Tata Steel on 20 April 2011 announced that it signed a licensing agreement for the technological and commercial development of the environmentally friendly direct iron smelting process called HIsarna with British-Australian mining major Rio Tinto.
The agreement between Tata Steel and Rio Tinto covers the pattern how the partners will operate together and share their existing knowledge of the two technologies that are used in the new process. It also decides how benefits from future marketing of the technology will be made available to both parties, as well as to other bodies involved in its development.
A 60000 tonnes a year HIsarna pilot plant funded jointly by ULCOS, the European Commission and the Dutch Ministry of Economic Affairs is being commissioned at Tata Steel's IJmuiden steelworks in the Netherlands.
The HIsarna iron-making process consists of cyclone pre-reduction technology (CCF), owned by Tata Steel, and bath smelting technology (HIsmelt), owned by Rio Tinto.
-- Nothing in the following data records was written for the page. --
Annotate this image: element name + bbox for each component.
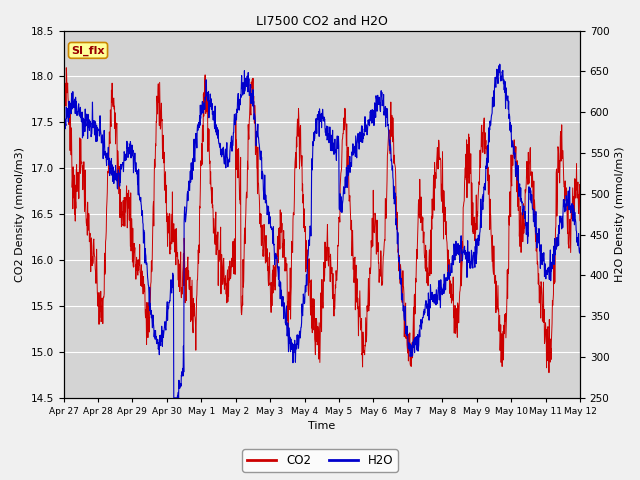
Title: LI7500 CO2 and H2O: LI7500 CO2 and H2O	[256, 15, 388, 28]
Y-axis label: H2O Density (mmol/m3): H2O Density (mmol/m3)	[615, 146, 625, 282]
X-axis label: Time: Time	[308, 421, 335, 432]
Y-axis label: CO2 Density (mmol/m3): CO2 Density (mmol/m3)	[15, 147, 25, 282]
Text: SI_flx: SI_flx	[71, 45, 105, 56]
Legend: CO2, H2O: CO2, H2O	[242, 449, 398, 472]
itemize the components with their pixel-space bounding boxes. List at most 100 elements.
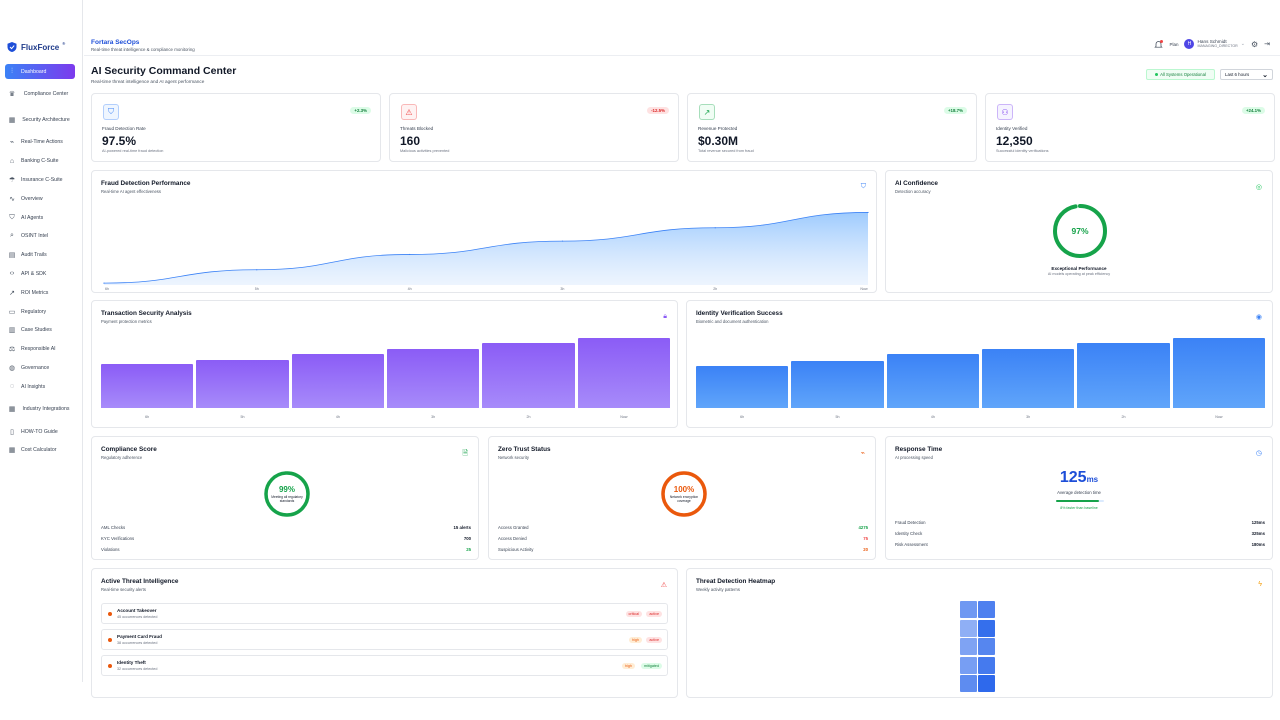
heatmap-cell[interactable] bbox=[960, 656, 977, 674]
sidebar-item-dashboard[interactable]: ⫶ Dashboard bbox=[5, 64, 75, 79]
metric-label: Access Denied bbox=[498, 535, 527, 541]
kpi-value: $0.30M bbox=[698, 134, 739, 148]
x-tick-label: 3h bbox=[560, 287, 565, 291]
bar bbox=[482, 343, 575, 408]
metric-label: Identity Check bbox=[895, 530, 923, 536]
severity-badge: high bbox=[629, 637, 642, 643]
x-tick-label: 6h bbox=[105, 287, 109, 291]
metric-label: KYC Verifications bbox=[101, 535, 135, 541]
sidebar-item-regulatory[interactable]: ▭ Regulatory bbox=[5, 302, 75, 321]
sidebar-item-roi-metrics[interactable]: ↗ ROI Metrics bbox=[5, 283, 75, 302]
x-tick-label: 3h bbox=[431, 415, 436, 419]
sidebar-item-api-sdk[interactable]: ‹› API & SDK bbox=[5, 265, 75, 284]
metric-value: 700 bbox=[463, 535, 471, 541]
sidebar-item-banking-c-suite[interactable]: ⌂ Banking C-Suite bbox=[5, 152, 75, 171]
status-text: All Systems Operational bbox=[1160, 72, 1206, 77]
sidebar-item-label: Responsible AI bbox=[21, 346, 56, 353]
response-value: 125 bbox=[1059, 469, 1087, 486]
x-tick-label: 2h bbox=[526, 415, 531, 419]
threat-dot bbox=[108, 664, 112, 668]
system-status-badge: All Systems Operational bbox=[1146, 69, 1215, 80]
time-range-select[interactable]: Last 6 hours ⌄ bbox=[1220, 69, 1273, 80]
building-icon: ▦ bbox=[8, 116, 16, 124]
warning-icon: ⚠ bbox=[401, 104, 417, 120]
threat-row[interactable]: Identity Theft 32 occurrences detected mit… bbox=[101, 655, 668, 676]
metric-value: 180ms bbox=[1251, 541, 1265, 547]
page-subtitle: Real-time threat intelligence and AI age… bbox=[91, 79, 205, 84]
heatmap-cell[interactable] bbox=[960, 638, 977, 655]
sidebar-item-insurance-c-suite[interactable]: ☂ Insurance C-Suite bbox=[5, 171, 75, 190]
eye-icon: ◉ bbox=[1255, 314, 1262, 321]
kpi-sub: Malicious activities prevented bbox=[400, 149, 450, 153]
kpi-value: 97.5% bbox=[102, 134, 137, 148]
gear-icon[interactable]: ⚙ bbox=[1250, 39, 1259, 49]
plan-label[interactable]: Plan bbox=[1169, 41, 1179, 47]
threat-row[interactable]: Account Takeover 45 occurrences detected a… bbox=[101, 603, 668, 624]
area-line bbox=[103, 212, 869, 284]
logout-icon[interactable]: ⇥ bbox=[1264, 41, 1270, 48]
crown-icon: ♛ bbox=[8, 90, 16, 98]
bar bbox=[196, 359, 289, 408]
card-title: Zero Trust Status bbox=[498, 446, 551, 453]
x-tick-label: Now bbox=[620, 415, 628, 419]
lock-icon: 🔒︎ bbox=[663, 313, 667, 320]
chevron-down-icon: ⌄ bbox=[1262, 71, 1268, 79]
sidebar-item-label: Overview bbox=[21, 195, 43, 202]
zero-trust-caption: Network encryption coverage bbox=[669, 495, 699, 503]
heatmap-cell[interactable] bbox=[978, 656, 995, 674]
sidebar-item-governance[interactable]: ◍ Governance bbox=[5, 359, 75, 378]
heatmap-cell[interactable] bbox=[978, 619, 995, 637]
sidebar-item-case-studies[interactable]: ▥ Case Studies bbox=[5, 321, 75, 340]
transaction-bar-chart: 6h 5h 4h 3h 2h Now bbox=[101, 335, 670, 419]
card-subtitle: Detection accuracy bbox=[895, 189, 931, 194]
clock-icon: ◷ bbox=[1255, 450, 1262, 457]
sidebar-item-overview[interactable]: ∿ Overview bbox=[5, 189, 75, 208]
response-note: 8% faster than baseline bbox=[1060, 506, 1098, 510]
metric-row: Fraud Detection 125ms bbox=[895, 520, 1265, 525]
card-subtitle: Payment protection metrics bbox=[101, 319, 152, 324]
sidebar-item-responsible-ai[interactable]: ⚖ Responsible AI bbox=[5, 340, 75, 359]
org-brand[interactable]: Fortara SecOps Real-time threat intellig… bbox=[91, 39, 195, 52]
heatmap-cell[interactable] bbox=[978, 601, 995, 618]
compliance-score-card: Compliance Score Regulatory adherence 🗎︎… bbox=[91, 436, 479, 560]
sidebar-item-compliance-center[interactable]: ♛ Compliance Center bbox=[5, 81, 75, 107]
metric-label: Fraud Detection bbox=[895, 520, 926, 525]
heatmap-cell[interactable] bbox=[978, 638, 995, 655]
threat-dot bbox=[108, 612, 112, 616]
sidebar-item-real-time-actions[interactable]: ⌁ Real-Time Actions bbox=[5, 133, 75, 152]
x-tick-label: 2h bbox=[1121, 415, 1126, 419]
sidebar-item-how-to-guide[interactable]: ▯ HOW-TO Guide bbox=[5, 422, 75, 441]
kpi-label: Threats Blocked bbox=[400, 126, 434, 131]
sidebar-item-label: Security Architecture bbox=[22, 116, 70, 123]
sidebar-item-audit-trails[interactable]: ▤ Audit Trails bbox=[5, 246, 75, 265]
shield-icon: ⛉ bbox=[860, 183, 866, 190]
page-title: AI Security Command Center bbox=[91, 65, 237, 77]
pulse-icon: ∿ bbox=[9, 195, 15, 203]
sidebar-item-industry-integrations[interactable]: ▦ Industry Integrations bbox=[5, 396, 75, 422]
response-unit: ms bbox=[1086, 475, 1099, 484]
user-menu[interactable]: H Hans Schmidt MANAGING_DIRECTOR ⌄ bbox=[1184, 39, 1245, 49]
logo[interactable]: FluxForce ® bbox=[6, 41, 65, 53]
threat-row[interactable]: Payment Card Fraud 38 occurrences detecte… bbox=[101, 629, 668, 650]
sidebar-item-label: ROI Metrics bbox=[21, 289, 49, 296]
bar bbox=[791, 360, 884, 408]
notification-bell-icon[interactable] bbox=[1154, 39, 1164, 49]
sidebar-item-security-architecture[interactable]: ▦ Security Architecture bbox=[5, 107, 75, 133]
heatmap-cell[interactable] bbox=[978, 675, 995, 692]
sidebar-item-osint-intel[interactable]: ⌕ OSINT Intel bbox=[5, 227, 75, 246]
heatmap-cell[interactable] bbox=[960, 601, 977, 618]
bar bbox=[291, 353, 384, 408]
sidebar-item-cost-calculator[interactable]: ▦ Cost Calculator bbox=[5, 441, 75, 460]
logo-mark: ® bbox=[62, 41, 66, 46]
status-badge: mitigated bbox=[641, 663, 662, 669]
building-icon: ▦ bbox=[8, 405, 16, 413]
heatmap-cell[interactable] bbox=[960, 675, 977, 692]
metric-row: Risk Assessment 180ms bbox=[895, 542, 1265, 547]
sidebar-item-ai-agents[interactable]: ⛉ AI Agents bbox=[5, 208, 75, 227]
heatmap-cell[interactable] bbox=[960, 619, 977, 637]
card-title: Threat Detection Heatmap bbox=[696, 578, 776, 585]
card-subtitle: Real-time security alerts bbox=[101, 587, 146, 592]
fraud-performance-card: Fraud Detection Performance Real-time AI… bbox=[91, 170, 877, 293]
response-time-card: Response Time AI processing speed ◷ 125m… bbox=[885, 436, 1273, 560]
sidebar-item-ai-insights[interactable]: ◌ AI Insights bbox=[5, 377, 75, 396]
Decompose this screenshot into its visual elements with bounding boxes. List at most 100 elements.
The HIsarna technology has long-term potential to replace conventional blast furnaces, coke ovens and sinter plants and to reduce carbon-di-oxide emissions by more than 50 per cent if combined with Carbon Capture and Storage (CCS).
The combination of CCF and HIsmelt is likely to offer excellent opportunities for the collection and geological storage of carbon-di-oxide, ability to utilise lower-cost raw material feeds and the prospect of energy savings through the elimination of stages in the iron making process.